George Washington may retake Park Slope’s J.J. Byrne Park

George Washington may retake Park Slope’s J.J. Byrne Park
J.J. Byrne Park, in Park Slope, may be renamed for George Washington (it was actually named for him until the 1930s).
The Brooklyn Paper / Noelle D’Arrigo

In a bid to rewrite a wrongly re-written history, a group of Park Slopers wants to change the name of J.J. Byrne Park so that it re-honors its original namesake — the one and only George Washington.

The park, which is bounded by Fourth and Fifth avenues and Third and Fourth streets, is currently named for an obscure Depression-era borough president.

The Beep vs. the Father of our Country? That’s about as fair a fight as Ron Paul vs. John McCain.

And J.J. Byrne is the loser in that metaphor, said Kim Maier, executive director of the Old Stone House, the recreated 17th-century Dutch farmhouse in the park.

“J.J. Byrne usurped the park,” Maier said, explaining that the current site had been Washington Park, the first professional baseball field in the country, since the 1800s. The site earned the name because it was near a pivotal moment in the Revolutionary War.

Thanks to the heroic efforts of a group of Maryland soldiers under the command of General William Alexander (don’t worry, he has a junior high school named after him nearby), Washington and the rest of the rag-tag American army was able to flee across Gowanus Creek and to safety in Manhattan.

“We’re merely changing the name of the park back to what it originally had,” said Maier.

Perhaps, but let us take a moment to praise J.J. Byrne before he’s buried forever.

Byrne was appointed to the borough presidency in 1926, after the death of legendary Beep Joseph Guilder. Byrne completed the term and was re-elected in 1929, but himself died in office the following year.

He’s credited with initiating or completing construction of the Municipal Building on Joralemon Street and the Central Court Building (now Brooklyn Criminal Court) on Schermerhorn Street.

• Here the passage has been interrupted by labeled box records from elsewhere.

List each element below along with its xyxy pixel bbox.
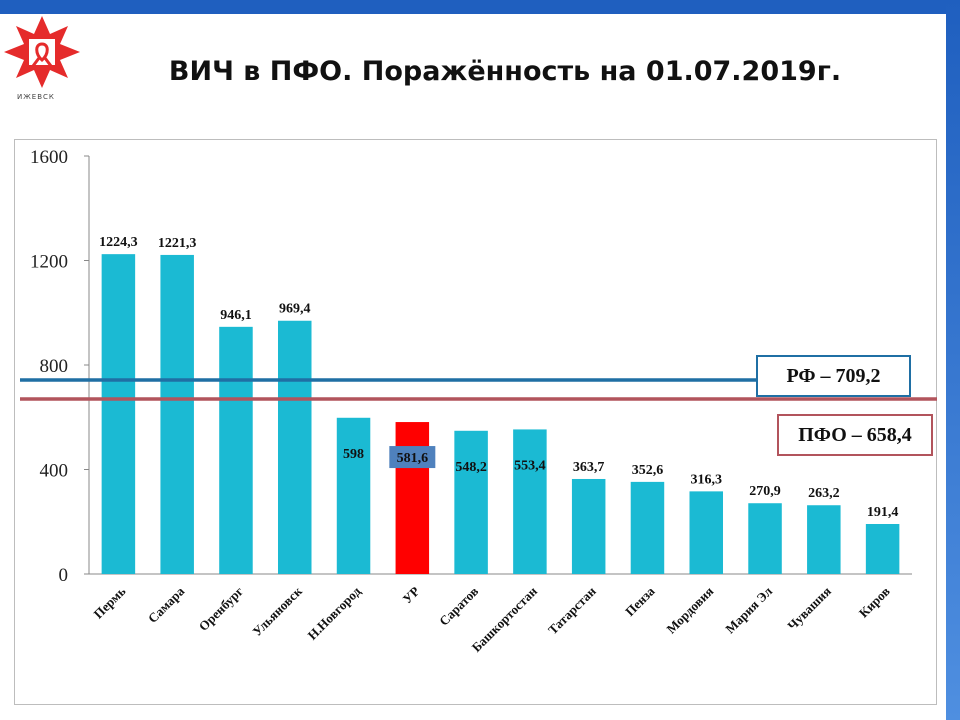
category-label: УР [399, 583, 422, 606]
y-tick-label: 1600 [30, 147, 68, 168]
bar [571, 478, 606, 574]
category-label: Пенза [622, 583, 658, 619]
bar [807, 505, 841, 574]
value-label: 548,2 [455, 460, 487, 475]
value-label: 969,4 [279, 302, 311, 317]
bar [630, 481, 665, 574]
category-label: Чувашия [784, 584, 834, 634]
value-label-background [389, 446, 436, 469]
bar [101, 254, 136, 575]
y-tick-label: 0 [59, 565, 69, 586]
category-label: Самара [145, 583, 188, 626]
plot-frame [14, 139, 937, 705]
y-tick-label: 1200 [30, 252, 68, 273]
y-tick-label: 400 [40, 461, 69, 482]
category-label: Мария Эл [722, 584, 775, 637]
category-label: Мордовия [663, 584, 716, 637]
value-label: 946,1 [220, 308, 252, 323]
value-label: 598 [343, 447, 364, 462]
logo-caption: ИЖЕВСК [17, 93, 55, 101]
category-label: Саратов [436, 584, 481, 629]
category-label: Н.Новгород [304, 583, 363, 642]
bar [219, 326, 253, 574]
value-label: 270,9 [749, 484, 781, 499]
bar [865, 523, 900, 574]
bar [160, 254, 194, 575]
value-label: 352,6 [632, 463, 664, 478]
value-label: 316,3 [691, 472, 723, 487]
aids-ribbon-logo-icon [4, 16, 80, 88]
category-label: Пермь [91, 583, 129, 621]
bar [689, 491, 724, 574]
value-label: 263,2 [808, 486, 840, 501]
bar [395, 422, 430, 574]
y-tick-label: 800 [40, 356, 69, 377]
value-label: 1224,3 [99, 235, 138, 250]
page-title: ВИЧ в ПФО. Поражённость на 01.07.2019г. [168, 56, 842, 87]
value-label: 363,7 [573, 460, 605, 475]
bar [748, 503, 782, 574]
bar [336, 417, 371, 574]
pfo-reference-label: ПФО – 658,4 [777, 414, 933, 456]
value-label: 1221,3 [158, 236, 197, 251]
rf-reference-label: РФ – 709,2 [756, 355, 911, 397]
category-label: Ульяновск [249, 583, 305, 639]
value-label: 191,4 [867, 505, 899, 520]
top-frame-bar [0, 0, 960, 14]
bar [513, 429, 547, 574]
bar [277, 320, 312, 574]
category-label: Оренбург [196, 583, 246, 633]
bar [454, 430, 488, 574]
category-label: Татарстан [545, 583, 599, 637]
right-frame-bar [946, 0, 960, 720]
category-label: Киров [856, 584, 893, 621]
value-label: 553,4 [514, 458, 546, 473]
value-label: 581,6 [397, 451, 429, 466]
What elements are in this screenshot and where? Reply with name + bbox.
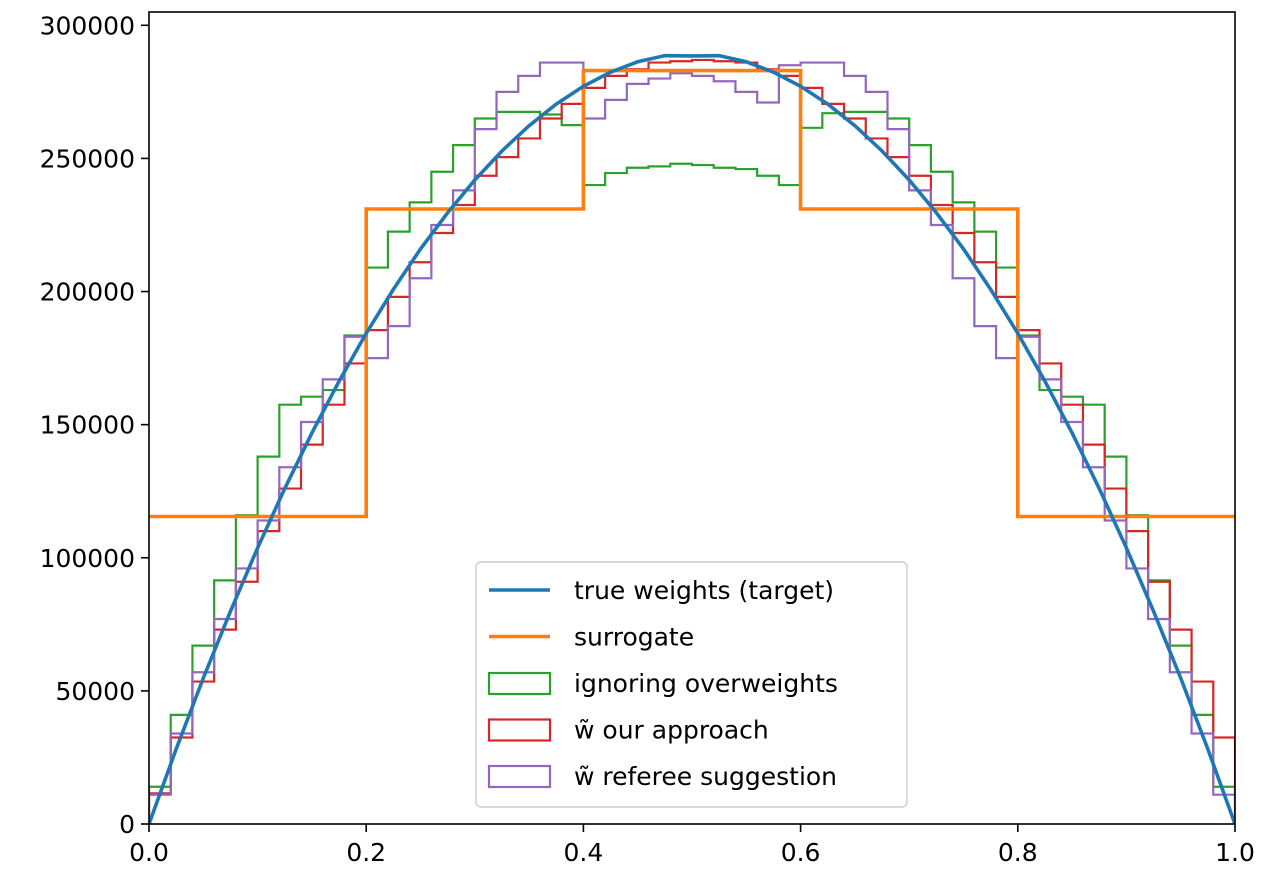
y-axis: 0 50000 100000 150000 200000 250000 300000	[40, 11, 149, 839]
x-tick-label: 0.8	[998, 838, 1038, 867]
series-w-referee-suggestion-line	[149, 61, 1235, 824]
x-tick-label: 0.6	[781, 838, 821, 867]
legend-label: w̃ referee suggestion	[574, 762, 837, 791]
legend-swatch	[487, 718, 552, 742]
y-tick-label: 50000	[55, 677, 135, 706]
legend-label: true weights (target)	[574, 576, 834, 605]
y-tick-label: 0	[119, 810, 135, 839]
legend-entry-surrogate: surrogate	[489, 623, 694, 652]
plot-frame	[148, 11, 1236, 825]
legend-entry-w-our-approach: w̃ our approach	[487, 716, 769, 745]
y-tick-label: 250000	[40, 144, 135, 173]
legend-label: w̃ our approach	[574, 716, 769, 745]
y-tick-label: 150000	[40, 411, 135, 440]
x-tick-label: 0.4	[564, 838, 604, 867]
x-axis: 0.0 0.2 0.4 0.6 0.8 1.0	[129, 824, 1255, 867]
y-tick-label: 300000	[40, 11, 135, 40]
y-tick-label: 100000	[40, 544, 135, 573]
legend-entry-w-referee-suggestion: w̃ referee suggestion	[487, 762, 837, 791]
legend-entry-ignoring-overweights: ignoring overweights	[487, 669, 838, 698]
legend-swatch	[487, 671, 552, 696]
legend-box	[475, 561, 908, 808]
legend-swatch	[487, 764, 552, 789]
x-tick-label: 0.0	[129, 838, 169, 867]
x-tick-label: 1.0	[1215, 838, 1255, 867]
legend-entry-true-weights-target: true weights (target)	[489, 576, 834, 605]
legend-label: surrogate	[574, 623, 694, 652]
y-tick-label: 200000	[40, 278, 135, 307]
series-true-weights-target-line	[149, 53, 1235, 824]
legend-label: ignoring overweights	[574, 669, 838, 698]
series-surrogate-line	[149, 68, 1235, 519]
x-tick-label: 0.2	[346, 838, 386, 867]
legend: true weights (target) surrogate ignoring o…	[475, 561, 908, 808]
series-layer	[149, 53, 1235, 824]
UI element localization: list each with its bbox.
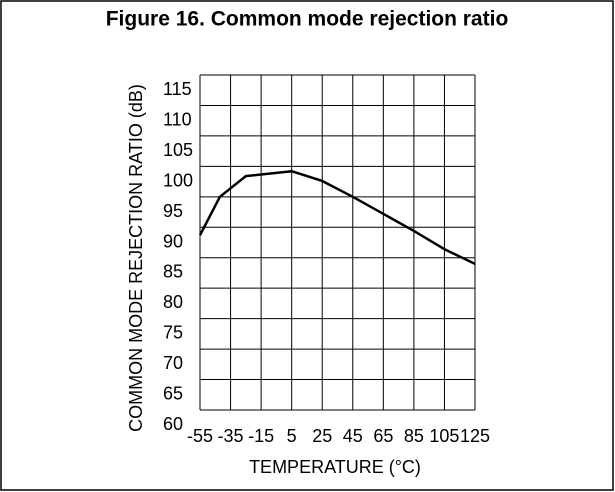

His proclivity for grand construction was foreshadowed by his previous work as Brooklyn’s Commissioner of Public Works.

In that context, Maier’s support for the return of George Washington is particularly ironic, given that Byrne was the borough president who rebuilt the Old Stone House in 1930.

The possible switch at the Park Slope park is part of a larger “name change fever” in the city. Last year, PS 94 in Sunset Park changed its name from the Henry Wadsworth Longfellow School to the School of Diverse Languages and Cultures. In Bedford-Stuyvesant in February, residents put up signs on portions of Gates Avenue, re-naming it after Sonny Carson, even though the city had voted against the name change.

“The whole politics of renaming in New York has taken off,” said Leonard Benardo, co-author of “Brooklyn By Name: How the Neighborhoods, Streets, Parks, Bridges and More Got Their Names.”

Benardo said the Sept. 11 attacks catalyzed the naming frenzy with more than 40 streets being co-named for victims — but the curious case of J.J. Byrne Park is an example of a different force: the erosion of local memory.

But the most famous man with wooden teeth already has phallic monuments, bridges and universities named in his honor, so why demote a Brooklyn Beep whose memory will forever fade?

Because the public tends to focus on historical luminaries.

“We place primacy on those who represent the more significant progenitors of American democracy,” Benardo told The Brooklyn Paper.

Hence, we remember only the people we would remember anyway.

Naming everything after George Washington or Thomas Jefferson “limits our scope of how local history unfolded,” said Benardo.

The full Community Board 6 was scheduled to vote on rechristening J.J. Byrne Park on March 12.